Oops for the day: deleting the fault line

Steph Yin has an article in The New York Times about a little overzealous repair:

For decades, a sidewalk curb (photo) at Rose and Prospect streets in Hayward, California tracked the slow creep of the Earth along a notorious seismic fault line. Then, last month, the sidewalk record was erased by a city crew, which replaced the curb with a wheelchair-accessible ramp. The curb’s disappearance resulted in the loss of one of the most visible historical markers of the Hayward Fault, which runs over seventy miles along the eastern side of San Francisco Bay, parallel to the San Andreas Fault. Over time, as the Pacific and North American tectonic plates slipped past each other along the fault, the curb slowly pulled apart.
The resulting offset was a perfect demonstration of the Hayward Fault’s steady movement of a few millimeters a year, said Luther Strayer, a structural geologist at California State University in the East Bay. He brought his students on field trips to the curb every year. “I’m pretty disappointed,” Dr. Strayer said. “That curb belonged to all of us.”
The city had tried to fix the curb about a decade ago, Dr. Strayer said. “We wrote emails to City Hall, telling them that this is a world-class offset and asking them to please preserve it,” he said. Back then, the city agreed not to touch it. This time, however, the geology community was not so lucky.
“It’s unfortunate that the curb got repaired,” said Kelly McAdoo, an assistant city manager in Hayward, “but obviously the City Council is really interested in pedestrian safety and wheelchair accessibility in our community.”
She noted that the city government has experienced a lot of turnover in the last decade, and that there was no documentation in the city’s computer system indicating that the curb should not have been altered.
Not all geologists are as dismayed as Dr. Strayer by the curb’s razing. “I work along the fault all the time, and I’ve seen dozens of these things get destroyed,” said James Lienkaemper, a geophysicist for the United States Geological Survey.
Other disjointed curbs illustrate the fault’s slippage, he noted, though the curb at Rose and Prospect “was a particularly nice one.”
For more accurate scientific purposes, geologists maintain instruments called creepmeters, which send real-time data from the Hayward Fault to the Survey’s headquarters every ten minutes. “We know exactly what the fault is doing as it progresses toward the next earthquake,” said Roger Bilham, a geology professor at the University of Colorado.
The last five major earthquakes on the Hayward Fault occurred 140 years apart, on average. The most recent was 148 years ago.
The attention being given to the fixed Hayward curb is a “red herring”, Dr. Bilham said.

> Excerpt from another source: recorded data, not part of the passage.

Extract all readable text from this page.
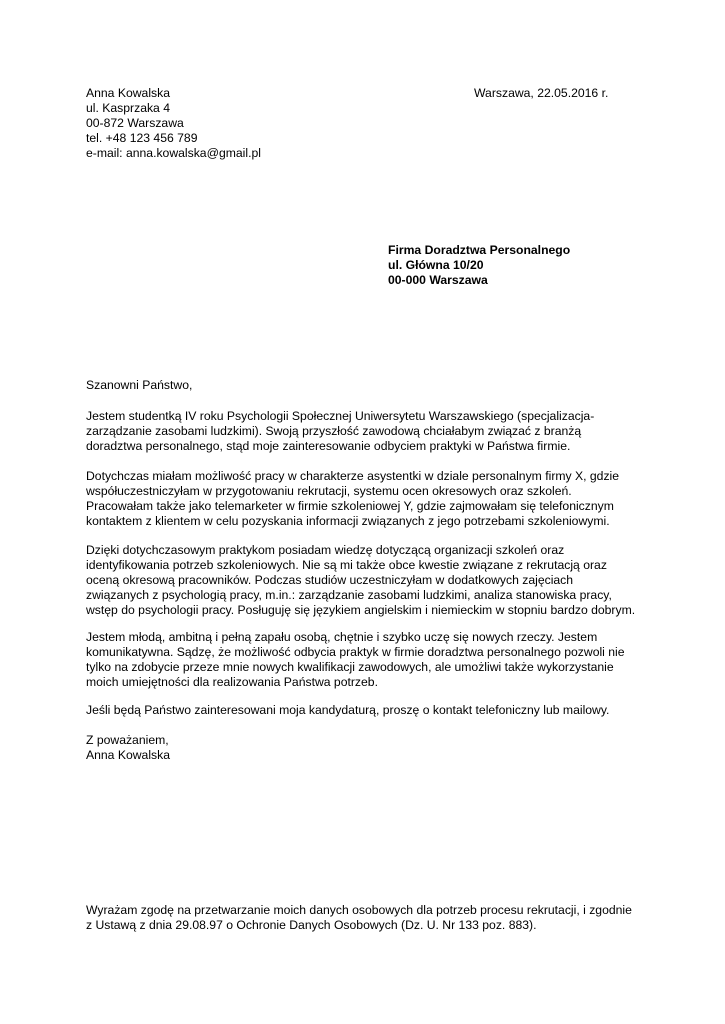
Anna Kowalska
ul. Kasprzaka 4
00-872 Warszawa
tel. +48 123 456 789
e-mail: anna.kowalska@gmail.pl
Warszawa, 22.05.2016 r.
Firma Doradztwa Personalnego
ul. Główna 10/20
00-000 Warszawa
Szanowni Państwo,
Jestem studentką IV roku Psychologii Społecznej Uniwersytetu Warszawskiego (specjalizacja-
zarządzanie zasobami ludzkimi). Swoją przyszłość zawodową chciałabym związać z branżą
doradztwa personalnego, stąd moje zainteresowanie odbyciem praktyki w Państwa firmie.
Dotychczas miałam możliwość pracy w charakterze asystentki w dziale personalnym firmy X, gdzie
współuczestniczyłam w przygotowaniu rekrutacji, systemu ocen okresowych oraz szkoleń.
Pracowałam także jako telemarketer w firmie szkoleniowej Y, gdzie zajmowałam się telefonicznym
kontaktem z klientem w celu pozyskania informacji związanych z jego potrzebami szkoleniowymi.
Dzięki dotychczasowym praktykom posiadam wiedzę dotyczącą organizacji szkoleń oraz
identyfikowania potrzeb szkoleniowych. Nie są mi także obce kwestie związane z rekrutacją oraz
oceną okresową pracowników. Podczas studiów uczestniczyłam w dodatkowych zajęciach
związanych z psychologią pracy, m.in.: zarządzanie zasobami ludzkimi, analiza stanowiska pracy,
wstęp do psychologii pracy. Posługuję się językiem angielskim i niemieckim w stopniu bardzo dobrym.
Jestem młodą, ambitną i pełną zapału osobą, chętnie i szybko uczę się nowych rzeczy. Jestem
komunikatywna. Sądzę, że możliwość odbycia praktyk w firmie doradztwa personalnego pozwoli nie
tylko na zdobycie przeze mnie nowych kwalifikacji zawodowych, ale umożliwi także wykorzystanie
moich umiejętności dla realizowania Państwa potrzeb.
Jeśli będą Państwo zainteresowani moja kandydaturą, proszę o kontakt telefoniczny lub mailowy.
Z poważaniem,
Anna Kowalska
Wyrażam zgodę na przetwarzanie moich danych osobowych dla potrzeb procesu rekrutacji, i zgodnie
z Ustawą z dnia 29.08.97 o Ochronie Danych Osobowych (Dz. U. Nr 133 poz. 883).
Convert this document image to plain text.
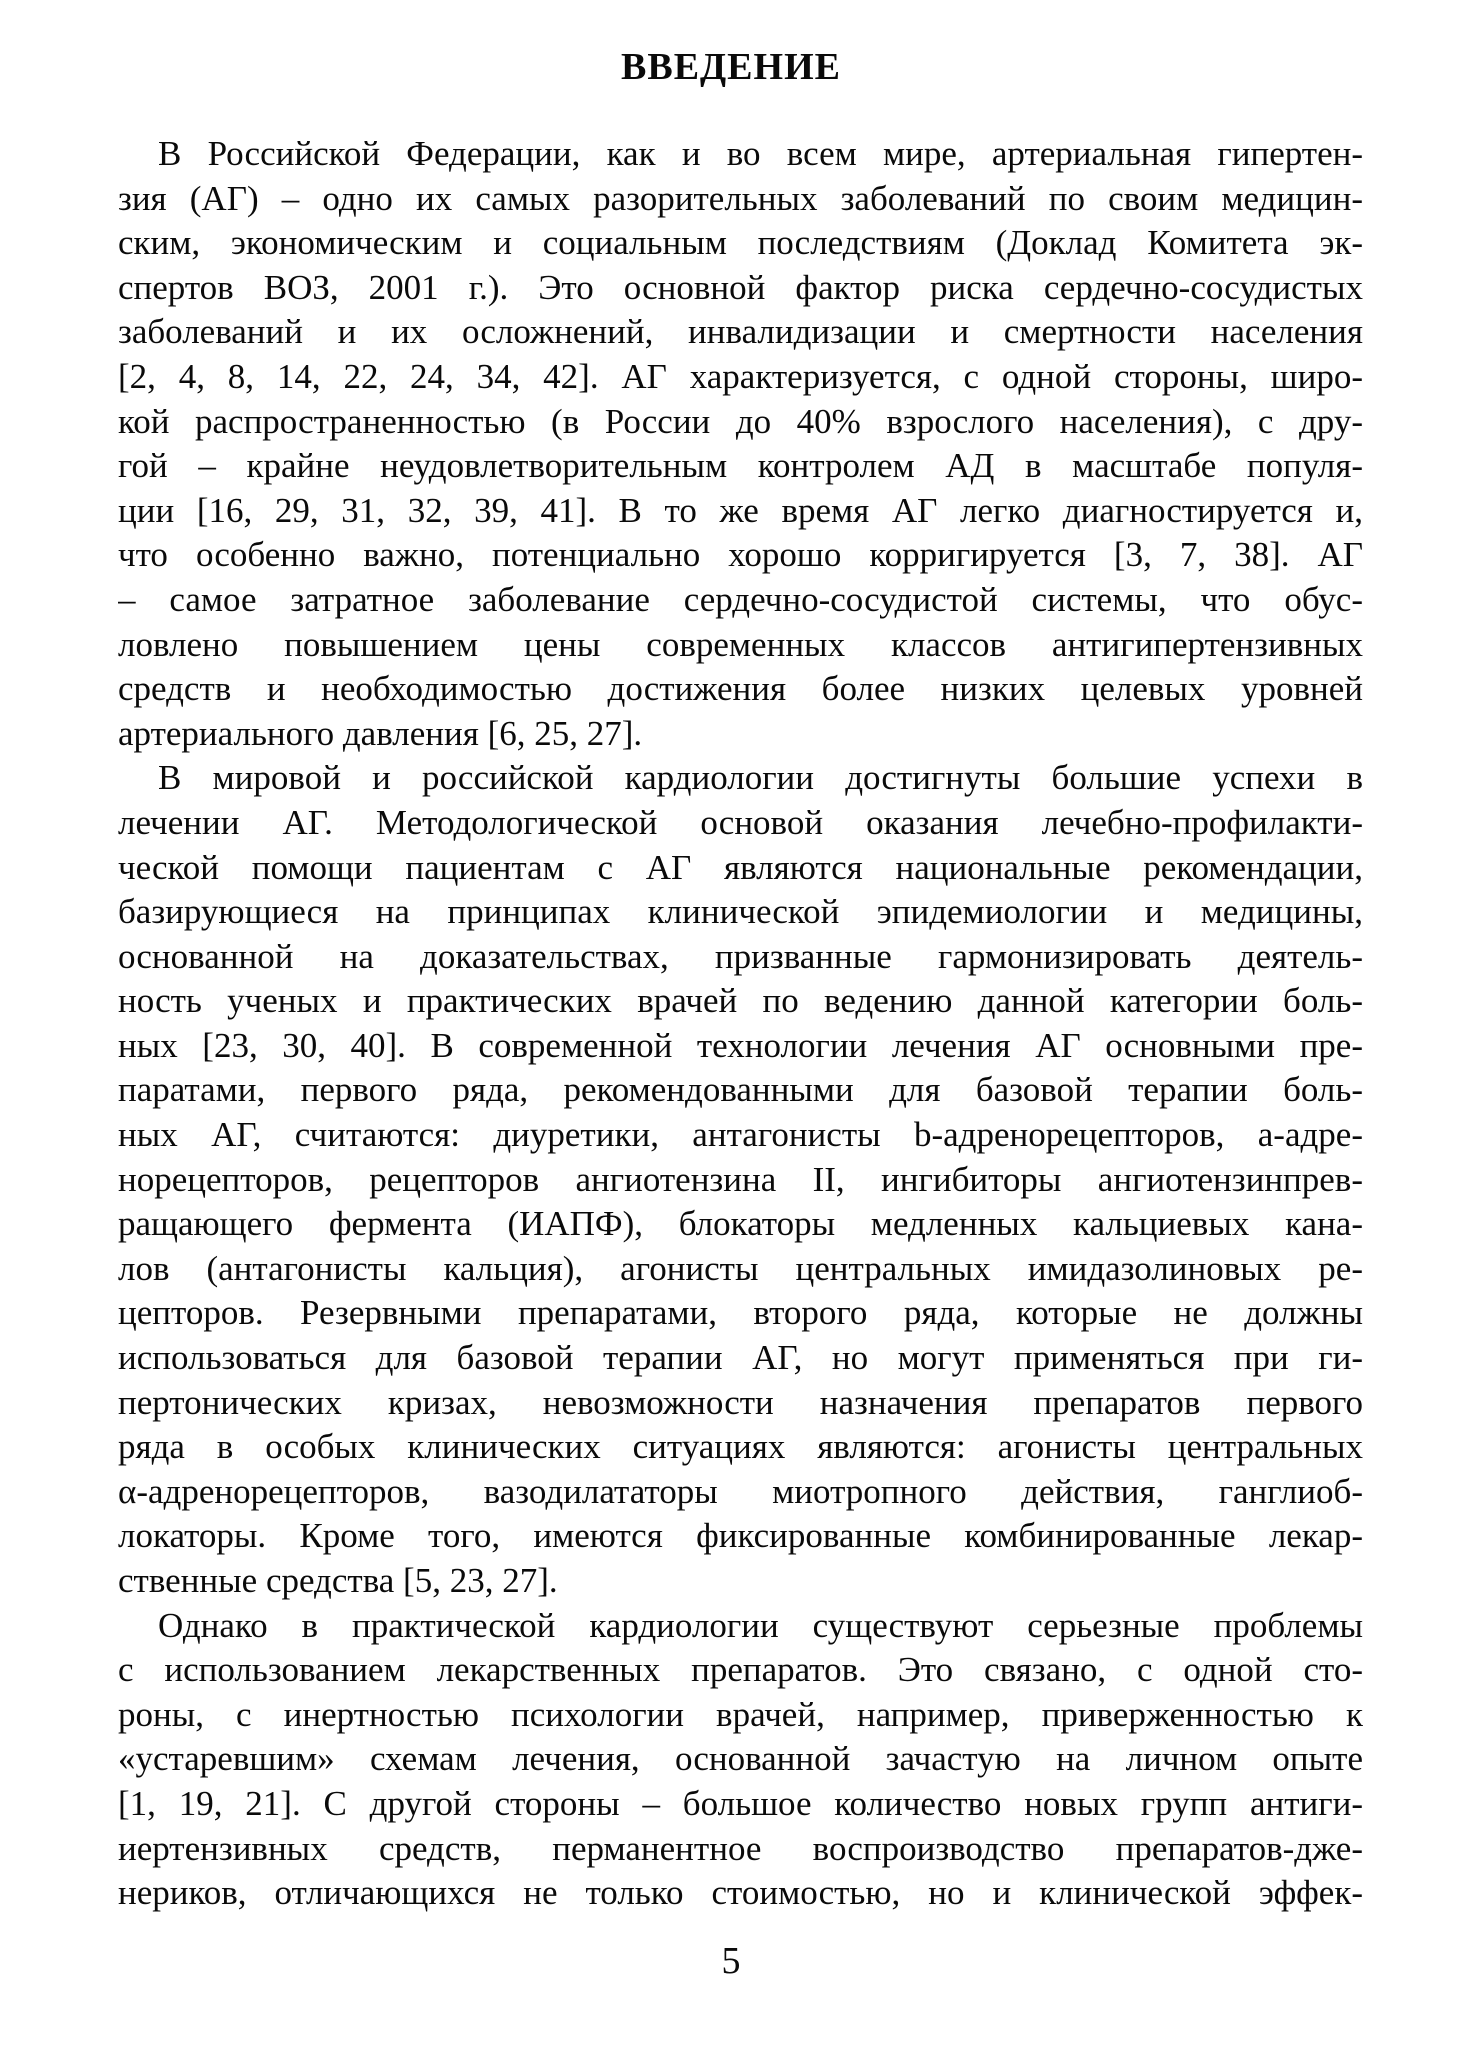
ВВЕДЕНИЕ
В Российской Федерации, как и во всем мире, артериальная гипертен-
зия (АГ) – одно их самых разорительных заболеваний по своим медицин-
ским, экономическим и социальным последствиям (Доклад Комитета эк-
спертов ВОЗ, 2001 г.). Это основной фактор риска сердечно-сосудистых
заболеваний и их осложнений, инвалидизации и смертности населения
[2, 4, 8, 14, 22, 24, 34, 42]. АГ характеризуется, с одной стороны, широ-
кой распространенностью (в России до 40% взрослого населения), с дру-
гой – крайне неудовлетворительным контролем АД в масштабе популя-
ции [16, 29, 31, 32, 39, 41]. В то же время АГ легко диагностируется и,
что особенно важно, потенциально хорошо корригируется [3, 7, 38]. АГ
– самое затратное заболевание сердечно-сосудистой системы, что обус-
ловлено повышением цены современных классов антигипертензивных
средств и необходимостью достижения более низких целевых уровней
артериального давления [6, 25, 27].
В мировой и российской кардиологии достигнуты большие успехи в
лечении АГ. Методологической основой оказания лечебно-профилакти-
ческой помощи пациентам с АГ являются национальные рекомендации,
базирующиеся на принципах клинической эпидемиологии и медицины,
основанной на доказательствах, призванные гармонизировать деятель-
ность ученых и практических врачей по ведению данной категории боль-
ных [23, 30, 40]. В современной технологии лечения АГ основными пре-
паратами, первого ряда, рекомендованными для базовой терапии боль-
ных АГ, считаются: диуретики, антагонисты b-адренорецепторов, a-адре-
норецепторов, рецепторов ангиотензина II, ингибиторы ангиотензинпрев-
ращающего фермента (ИАПФ), блокаторы медленных кальциевых кана-
лов (антагонисты кальция), агонисты центральных имидазолиновых ре-
цепторов. Резервными препаратами, второго ряда, которые не должны
использоваться для базовой терапии АГ, но могут применяться при ги-
пертонических кризах, невозможности назначения препаратов первого
ряда в особых клинических ситуациях являются: агонисты центральных
α-адренорецепторов, вазодилататоры миотропного действия, ганглиоб-
локаторы. Кроме того, имеются фиксированные комбинированные лекар-
ственные средства [5, 23, 27].
Однако в практической кардиологии существуют серьезные проблемы
с использованием лекарственных препаратов. Это связано, с одной сто-
роны, с инертностью психологии врачей, например, приверженностью к
«устаревшим» схемам лечения, основанной зачастую на личном опыте
[1, 19, 21]. С другой стороны – большое количество новых групп антиги-
иертензивных средств, перманентное воспроизводство препаратов-дже-
нериков, отличающихся не только стоимостью, но и клинической эффек-
5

The real concern is the impending earthquake, which geologists predict could register as high as a magnitude 7. “Eight million people in the area are going to be given a surprise, compared to the one or two geologists who are now missing a reference marker,” he said.
To Dr. Strayer, the curb was nonetheless a striking visual reminder of underground forces at work. “It was the 327th wonder of the world,” he said. “There was no question what was happening there when you looked at it.”